Price Check on Aisle 9

A food economist at the Friedman School explains what's up with the rising cost of groceries

Parke Wilde at Haymarket in Boston

Does it seem like you need a second mortgage to fill your cart at the grocery store these days? Are these price spikes that hit us at the checkout line for real, or not as bad as they seem?

A lot depends on which prices you consider. Take the old standby of meat and potatoes. According to the federal Bureau of Labor Statistics (BLS), over the past two years a pound of ground beef went from an average of $2.23 per pound to $2.77, an increase of almost 25 percent. By contrast, potato prices rose over the past two years from $.63 to $.69 per pound, an increase of only 8 percent.

According to Parke Wilde, an associate professor and food economist at the Friedman School of Nutrition Science and Policy, U.S. food prices are more complicated than they appear at first glance.

Tufts Now: There is a perception among consumers that U.S. food prices have recently skyrocketed. Is this true?

Parke Wilde: Basically, I tend to think of it as not such a drastic change. U.S. food price inflation for many years was very low, in the neighborhood of 2 to 3 percent per year, and recently a high year’s food price inflation might be between 4 to 6 percent. Overall inflation is about 2 to 4 percent, so food is not that much higher. Last year, for example, the consumer price index recorded food increases at 3.6 percent.

There are agricultural shortages around the world—to the point that there were food riots in Africa and Asia just a few years ago. How is this global shortage affecting our prices?

The worst effects of food commodity price spikes are experienced by people in developing countries. The impact on U.S. food prices is not as much as people might think. In a poor country, a staple like rice will be a large portion of a family’s food budget and a large percentage of their entire income, as much as 70 percent. For Americans, food represents only about 10 percent of a family’s budget. Most of the costs we face in the grocery store are happening after the food leaves the farm: manufacturing, transportation, food retail and profit. So even if world commodity prices double, they have a much smaller effect on the U.S. consumer.

What about transportation, manufacturing and other costs that rise when energy and fuel prices go up?

Those are key drivers, more than the commodity price of food in the United States. The connection between fuel costs and food costs in the United States has gotten more interesting and complex. The traditional connection was that when fuel costs went up, agricultural production costs went up—in other words, when the cost of fertilizer, which is heavily fuel intensive, goes up and transportation costs go up, the grocery bill goes up. What has happened in recent years is that the food market has become connected to the fuel market in a second way, because of corn-based ethanol. As fuel prices rise, more farmers put their crop into ethanol production instead of food production to reap better profits. The result is that food prices go up as well.

Is there any one crop that most influences both commodity prices and food prices in general?

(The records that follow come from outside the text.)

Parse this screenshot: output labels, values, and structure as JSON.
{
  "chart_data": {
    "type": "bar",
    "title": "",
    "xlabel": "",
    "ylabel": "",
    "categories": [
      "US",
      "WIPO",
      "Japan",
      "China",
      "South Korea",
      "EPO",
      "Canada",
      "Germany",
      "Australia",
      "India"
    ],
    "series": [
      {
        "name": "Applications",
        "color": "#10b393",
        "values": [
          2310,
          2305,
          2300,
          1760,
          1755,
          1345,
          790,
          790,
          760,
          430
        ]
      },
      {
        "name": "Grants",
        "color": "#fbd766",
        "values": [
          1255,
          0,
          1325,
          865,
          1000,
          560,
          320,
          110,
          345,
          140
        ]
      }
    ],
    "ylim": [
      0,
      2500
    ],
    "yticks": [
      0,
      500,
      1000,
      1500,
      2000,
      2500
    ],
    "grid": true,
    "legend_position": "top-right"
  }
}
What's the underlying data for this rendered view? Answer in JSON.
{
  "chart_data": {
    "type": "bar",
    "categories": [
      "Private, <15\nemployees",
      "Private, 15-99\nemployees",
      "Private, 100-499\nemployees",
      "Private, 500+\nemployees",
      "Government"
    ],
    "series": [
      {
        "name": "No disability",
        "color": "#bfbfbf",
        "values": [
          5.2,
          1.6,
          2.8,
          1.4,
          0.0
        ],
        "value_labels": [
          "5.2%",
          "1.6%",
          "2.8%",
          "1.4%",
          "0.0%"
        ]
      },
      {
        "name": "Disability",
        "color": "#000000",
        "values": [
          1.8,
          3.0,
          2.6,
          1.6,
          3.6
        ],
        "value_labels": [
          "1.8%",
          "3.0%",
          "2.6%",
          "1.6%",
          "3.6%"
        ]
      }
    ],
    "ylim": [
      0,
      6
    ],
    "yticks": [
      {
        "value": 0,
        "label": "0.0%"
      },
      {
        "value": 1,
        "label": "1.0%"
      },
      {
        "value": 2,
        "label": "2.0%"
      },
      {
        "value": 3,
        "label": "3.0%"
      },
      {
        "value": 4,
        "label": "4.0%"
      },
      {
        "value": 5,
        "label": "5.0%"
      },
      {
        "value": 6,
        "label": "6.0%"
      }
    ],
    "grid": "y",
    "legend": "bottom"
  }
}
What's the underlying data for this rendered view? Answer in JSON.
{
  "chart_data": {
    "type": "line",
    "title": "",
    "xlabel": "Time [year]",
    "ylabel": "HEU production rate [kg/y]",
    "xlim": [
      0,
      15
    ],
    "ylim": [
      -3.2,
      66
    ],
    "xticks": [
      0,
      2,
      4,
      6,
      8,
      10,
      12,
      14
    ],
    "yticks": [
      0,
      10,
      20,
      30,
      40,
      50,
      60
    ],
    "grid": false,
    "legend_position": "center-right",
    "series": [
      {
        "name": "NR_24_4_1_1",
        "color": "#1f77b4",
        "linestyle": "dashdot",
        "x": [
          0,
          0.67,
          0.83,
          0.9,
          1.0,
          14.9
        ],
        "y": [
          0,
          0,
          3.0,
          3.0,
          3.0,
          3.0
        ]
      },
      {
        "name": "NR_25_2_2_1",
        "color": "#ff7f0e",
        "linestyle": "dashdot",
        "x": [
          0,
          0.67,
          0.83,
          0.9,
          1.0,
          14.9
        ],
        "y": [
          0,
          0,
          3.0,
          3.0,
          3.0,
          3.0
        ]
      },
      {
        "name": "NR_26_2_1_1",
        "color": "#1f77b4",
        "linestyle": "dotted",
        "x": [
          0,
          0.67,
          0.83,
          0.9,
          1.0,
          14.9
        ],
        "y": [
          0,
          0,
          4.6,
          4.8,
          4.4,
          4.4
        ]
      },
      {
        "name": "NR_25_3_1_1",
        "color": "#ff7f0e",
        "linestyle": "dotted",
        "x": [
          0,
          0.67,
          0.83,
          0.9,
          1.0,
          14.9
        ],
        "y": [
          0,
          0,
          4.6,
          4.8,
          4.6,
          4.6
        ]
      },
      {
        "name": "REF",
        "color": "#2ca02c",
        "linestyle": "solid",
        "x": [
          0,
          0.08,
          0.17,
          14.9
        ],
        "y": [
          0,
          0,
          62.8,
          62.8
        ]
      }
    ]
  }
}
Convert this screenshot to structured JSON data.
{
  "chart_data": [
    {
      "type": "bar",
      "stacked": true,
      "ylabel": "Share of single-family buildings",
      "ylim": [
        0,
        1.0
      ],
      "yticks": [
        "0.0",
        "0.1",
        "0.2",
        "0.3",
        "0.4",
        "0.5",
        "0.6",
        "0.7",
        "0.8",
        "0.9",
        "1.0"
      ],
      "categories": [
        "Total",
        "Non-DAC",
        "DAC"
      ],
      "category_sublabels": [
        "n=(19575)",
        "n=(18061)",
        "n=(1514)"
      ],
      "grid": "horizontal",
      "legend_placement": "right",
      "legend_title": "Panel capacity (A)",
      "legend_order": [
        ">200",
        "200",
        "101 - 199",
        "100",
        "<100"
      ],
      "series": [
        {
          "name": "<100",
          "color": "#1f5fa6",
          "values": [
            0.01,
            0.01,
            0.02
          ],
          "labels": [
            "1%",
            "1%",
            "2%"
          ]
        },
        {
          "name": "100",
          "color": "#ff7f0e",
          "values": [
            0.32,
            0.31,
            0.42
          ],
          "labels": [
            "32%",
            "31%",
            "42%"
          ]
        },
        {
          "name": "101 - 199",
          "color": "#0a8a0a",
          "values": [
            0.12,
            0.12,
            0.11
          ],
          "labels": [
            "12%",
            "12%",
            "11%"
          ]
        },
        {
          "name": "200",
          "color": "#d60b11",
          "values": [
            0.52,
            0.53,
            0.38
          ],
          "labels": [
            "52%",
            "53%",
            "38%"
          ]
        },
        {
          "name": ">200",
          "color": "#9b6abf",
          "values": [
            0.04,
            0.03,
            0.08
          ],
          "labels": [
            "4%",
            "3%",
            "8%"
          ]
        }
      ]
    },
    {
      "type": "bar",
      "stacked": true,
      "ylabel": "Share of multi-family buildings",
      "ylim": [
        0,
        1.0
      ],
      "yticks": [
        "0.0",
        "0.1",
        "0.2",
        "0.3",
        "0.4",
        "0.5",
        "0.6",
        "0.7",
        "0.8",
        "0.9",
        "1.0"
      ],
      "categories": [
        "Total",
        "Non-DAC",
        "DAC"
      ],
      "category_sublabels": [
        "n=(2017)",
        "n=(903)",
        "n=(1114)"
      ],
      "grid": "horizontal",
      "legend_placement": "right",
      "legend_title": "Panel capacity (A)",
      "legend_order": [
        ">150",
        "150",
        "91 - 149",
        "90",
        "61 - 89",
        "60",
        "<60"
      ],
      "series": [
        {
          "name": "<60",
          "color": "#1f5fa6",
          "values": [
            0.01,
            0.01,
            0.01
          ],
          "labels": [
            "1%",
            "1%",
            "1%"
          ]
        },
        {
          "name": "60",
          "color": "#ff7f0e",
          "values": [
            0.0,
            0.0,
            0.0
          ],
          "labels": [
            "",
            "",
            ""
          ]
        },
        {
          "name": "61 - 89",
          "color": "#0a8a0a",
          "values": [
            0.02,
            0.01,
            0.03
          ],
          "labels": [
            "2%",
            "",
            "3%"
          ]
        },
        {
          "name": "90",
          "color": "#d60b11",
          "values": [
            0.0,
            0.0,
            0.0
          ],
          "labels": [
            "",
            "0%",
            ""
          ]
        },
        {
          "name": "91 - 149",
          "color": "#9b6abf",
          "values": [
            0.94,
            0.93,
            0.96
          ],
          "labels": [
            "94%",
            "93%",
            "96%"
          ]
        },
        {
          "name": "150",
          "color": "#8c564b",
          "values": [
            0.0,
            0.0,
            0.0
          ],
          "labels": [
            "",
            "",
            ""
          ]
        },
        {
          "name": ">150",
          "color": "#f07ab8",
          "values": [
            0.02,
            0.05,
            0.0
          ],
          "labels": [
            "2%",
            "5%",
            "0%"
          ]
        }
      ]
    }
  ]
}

By far the one crop in the United States would be corn. It is in all manufactured food products in the form of fructose or other ingredients, and it is also the principal ingredient needed for animal food production as feed. And again there are the ethanol issues. This gives corn three reasons to be scarce and to increase in price. I do worry that we are allocating too many food resources to ethanol production.

Should we expect continued increases or might prices level out or even drop?

Currently and in recent decades, food prices have been low in the United States, relative both to our past history and to most other countries around the world. It goes with being a prosperous country that we spend less of our income on food than almost anybody else in the world. So I don’t think food prices will drop further in the United States. In fact, I am braced for moderate increases over the next few years.

Are those increases going to harm the economy?

This is the hardest thing for economists to express to people, because it sounds on the face of it totally loony: not all food price increases are bad. You have to ask yourself, is the food price increase a mistake or does it reflect a genuine scarcity? If things are really scarce, economists think prices ought to be high, because that sends the right message to everybody. It indicates to consumers that they should moderate their consumption, and it indicates to producers to innovate and produce more efficiently. These are all good things that can happen. Moderating consumption should not mean people going hungry, but perhaps going a little easier on the meat consumption, because that uses more resources than raising fruits and vegetables and grains.

How much of people’s reactions to increasing food prices has do to with the recession, when more people are out of work and depending on federal and state assistance, and those who are working may be earning lower wages?

When people are really frustrated by prices in the grocery store, it is partly because their incomes are not what they wish they were relative to their expenses. According to the national average wage index, wages and salaries have been increasing slowly in recent years, whereas they had previously been rising more quickly. So people are feeling the disparity between food cost increases and stagnant wages and salaries.

One good thing is that food stamps—from the Supplemental Nutrition Assistance Program, or SNAP—are indexed automatically for inflation, so when food prices go up, those budgets go up automatically. And as more people are unemployed, the federal government has made a commitment that the SNAP budget will serve all who are eligible.

What is the best way for us to use our food dollars?

Moving beyond our frustrations with food prices, we can listen to what prices are telling us. What we consume sends a message to food producers and manufacturers. If prices encourage us to use fewer resource-intensive foods like meat and buy food with no packaging, these changes will alert the food industry that they must become more efficient or risk losing profits.